Le scénario de Jeune Juliette, film québécois réalisé par Anne Emond et sorti le 11 décembre 2019, pourrait sembler assez simple, voire simpliste : une adolescente de quatorze ans, Juliette, ronde et pas très bien dans sa peau, mène une vie banale dans la campagne québécoise aux côtés de son père et de son grand frère. Elle se rend tous les jours au lycée où elle a pour seule amie Léanne avec laquelle elle forme un duo de weirdos, animant la radio du lycée – leur programmation n’est pas au goût de tout le monde -, séchant les cours pour aller bronzer au bord de l’eau ou dissertant sur les autres lycéens, l’amour, la vie. Car pour Léanne comme pour Juliette, leurs camarades de classe sont peu dignes d’intérêt et n’ont pour seul talent que de leur lancer quelques piques moqueuses au détour d’un couloir. Juliette est la première à en faire les frais : ronde, tête de classe encensée par son professeur de français, elle est la cible parfaite de ces adolescents goguenards et pas vraiment futés.

Cependant, au milieu de sa fade existence, deux objectifs animent Juliette : séduire Liam, le meilleur ami de son grand frère, un ersatz de Kurt Cobain, et s’enfuir de son village pour aller vivre la grande vie avec sa mère à New York. L’été arrive et avec lui les plus grands espoirs comme les plus cruelles désillusions : Liam traîne souvent à la maison pour voir Pierre-Luc, le grand frère de Juliette, mais celui-ci va bientôt quitter la maison familiale pour emménager avec sa « blonde » ; le père de Juliette retrouve l’amour auprès d’une professeure de yoga quand Juliette ne supporte plus que le bonheur dégouline autour d’elle.

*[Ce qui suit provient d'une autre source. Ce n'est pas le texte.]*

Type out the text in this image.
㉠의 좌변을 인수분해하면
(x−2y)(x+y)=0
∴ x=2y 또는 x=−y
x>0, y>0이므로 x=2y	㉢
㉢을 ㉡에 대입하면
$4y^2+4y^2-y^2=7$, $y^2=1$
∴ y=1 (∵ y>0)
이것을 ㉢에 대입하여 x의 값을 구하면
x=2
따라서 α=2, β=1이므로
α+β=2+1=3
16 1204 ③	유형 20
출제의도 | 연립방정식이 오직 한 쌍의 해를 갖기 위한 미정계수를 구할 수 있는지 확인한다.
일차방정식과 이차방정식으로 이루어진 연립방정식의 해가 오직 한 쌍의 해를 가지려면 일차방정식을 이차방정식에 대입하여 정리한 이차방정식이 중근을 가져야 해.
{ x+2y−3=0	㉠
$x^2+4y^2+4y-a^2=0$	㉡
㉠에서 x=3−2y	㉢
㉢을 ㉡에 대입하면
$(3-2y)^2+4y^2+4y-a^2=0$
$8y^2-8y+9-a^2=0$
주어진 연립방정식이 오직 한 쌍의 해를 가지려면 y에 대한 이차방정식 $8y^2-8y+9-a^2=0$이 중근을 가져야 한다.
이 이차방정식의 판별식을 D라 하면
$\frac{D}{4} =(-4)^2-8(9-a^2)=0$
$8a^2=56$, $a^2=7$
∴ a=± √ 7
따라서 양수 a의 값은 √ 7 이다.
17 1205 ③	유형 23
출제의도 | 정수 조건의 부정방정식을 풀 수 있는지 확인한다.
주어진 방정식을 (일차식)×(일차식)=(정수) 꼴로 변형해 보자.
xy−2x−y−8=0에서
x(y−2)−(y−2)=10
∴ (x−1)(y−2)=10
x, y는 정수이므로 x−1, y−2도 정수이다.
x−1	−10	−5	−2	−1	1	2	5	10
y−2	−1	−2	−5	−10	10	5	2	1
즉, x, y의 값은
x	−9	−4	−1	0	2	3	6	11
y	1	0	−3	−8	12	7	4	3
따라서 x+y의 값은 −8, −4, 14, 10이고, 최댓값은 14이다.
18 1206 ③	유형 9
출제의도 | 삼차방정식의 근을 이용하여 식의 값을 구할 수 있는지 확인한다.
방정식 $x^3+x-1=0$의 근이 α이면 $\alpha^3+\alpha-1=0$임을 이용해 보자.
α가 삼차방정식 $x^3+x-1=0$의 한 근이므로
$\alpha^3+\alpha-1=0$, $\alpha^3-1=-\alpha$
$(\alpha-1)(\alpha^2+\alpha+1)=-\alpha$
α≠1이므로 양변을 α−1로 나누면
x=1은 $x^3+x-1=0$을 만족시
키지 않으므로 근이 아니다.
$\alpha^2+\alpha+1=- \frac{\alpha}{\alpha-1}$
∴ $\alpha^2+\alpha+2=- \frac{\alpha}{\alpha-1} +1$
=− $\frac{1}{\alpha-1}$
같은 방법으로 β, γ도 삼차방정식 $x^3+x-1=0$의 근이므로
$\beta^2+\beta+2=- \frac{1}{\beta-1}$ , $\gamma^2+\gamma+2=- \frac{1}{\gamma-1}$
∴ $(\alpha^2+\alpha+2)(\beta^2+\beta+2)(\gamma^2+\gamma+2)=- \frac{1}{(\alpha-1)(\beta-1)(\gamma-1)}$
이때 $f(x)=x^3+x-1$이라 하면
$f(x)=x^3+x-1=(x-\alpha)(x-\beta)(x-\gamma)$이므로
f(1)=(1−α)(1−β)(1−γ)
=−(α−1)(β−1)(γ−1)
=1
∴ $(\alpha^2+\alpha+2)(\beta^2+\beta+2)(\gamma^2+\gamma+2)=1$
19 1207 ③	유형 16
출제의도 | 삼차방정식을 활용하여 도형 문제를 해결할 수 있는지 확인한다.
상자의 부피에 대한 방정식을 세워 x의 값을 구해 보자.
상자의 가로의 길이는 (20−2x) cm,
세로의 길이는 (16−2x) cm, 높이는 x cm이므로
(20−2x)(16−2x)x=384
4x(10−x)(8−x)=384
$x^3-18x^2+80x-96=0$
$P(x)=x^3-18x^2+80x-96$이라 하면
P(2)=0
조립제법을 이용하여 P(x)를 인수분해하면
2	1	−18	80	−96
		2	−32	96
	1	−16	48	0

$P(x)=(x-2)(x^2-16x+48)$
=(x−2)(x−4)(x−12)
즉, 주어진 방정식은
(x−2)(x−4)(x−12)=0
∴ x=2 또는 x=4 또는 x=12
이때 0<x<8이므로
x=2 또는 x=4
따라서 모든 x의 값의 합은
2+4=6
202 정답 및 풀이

Pour couronner le tout, Léanne révèle son amour à sa meilleure amie, auquel celle-ci est loin d’être réceptive.

En reprenant les codes du teen movie américain que l’on connaît tous, Jeune Juliette les tord, s’en joue, sans jamais les ridiculiser, pour nous proposer sa vision et sa réflexion sur ce que peut être l’adolescence d’une jeune fille en crise existentielle qui se pense en décalage avec son environnement. L’incursion dans ce lycée et cette ville québécois est tout à fait plaisante : les couleurs chaudes et édulcorées sont agréables à regarder et bien travaillées, dans chaque dialogue fusent des répliques bien senties, on se prend souvent à rire des situations sans jamais se moquer des personnages et l’aspect clipesque du film – les split screens, la bande-son pop et impeccable – lui donne un dynamisme et un charme certains. Au-delà de l’aspect formel, chaque sujet est abordé avec une légèreté et une intelligence qui rendent compte de son importance sans toutefois aggraver le propos. D’abord, le rapport au corps de Juliette, que l’on voit parfois se toucher le ventre après avoir reçu des moqueries, alerte sur la gravité des mots que peuvent employer certains adolescents envers leurs camarades. L’homosexualité – féminine, pour une fois – d’un des personnages principaux est abordé de façon pudique, sans dramatiser ou juger : certes, Juliette repousse d’abord Léanne, mais c’est plus par crainte d’être aimée par son amie que par hostilité envers son orientation sexuelle, et l’acceptation finale donne lieu à une scène à la fois émouvante et drôle, une revanche des deux filles sur la vie et sur leurs détracteurs. 

Quant aux sentiments de Juliette envers Liam, leur évolution est juste et permet d’interroger les amours adolescentes : si Juliette aime Liam, est-ce pour sa personnalité, sa gentillesse, son attention envers elle ? Ou parce qu’il est beau, plus âgé et assuré, gentiment rebelle et chanteur dans un groupe de rock ? Deux scènes-clefs, qui mettent elles-mêmes en lumière l’importance du consentement et du respect, permettront à Juliette de tirer des conclusions nécessaires. Enfin, moins visiblement, le film aborde la question de l’autisme, de son traitement par la société et, plus subrepticement, du parent surprotecteur voulant à tout prix que son enfant soit spécial – contrairement aux parents de Juliette, dont le père semble dépassé et dont la mère a, selon sa fille, quitté le navire par égoïsme ?

Jeune Juliette n’invente rien mais sublime tout : de par sa photographie, la pertinence avec laquelle il traite son sujet et la fraîcheur de ses personnages, le film offre un retour en adolescence salutaire qui ne manquera pas de nous rappeler les doutes, les interrogations et les émotions qui nous traversaient au même âge. La torpeur estivale est reproduite à l’écran avec fidélité et nous permet d’entrevoir un peu de soleil dans le froid de l’hiver. Juliette et ceux qui l’entourent peuvent être rassurés : ils ne sont ni banals ni flamboyants, ils sont avant tout humains, touchants et justes, et plus aimés que ce qu’ils ne pensent.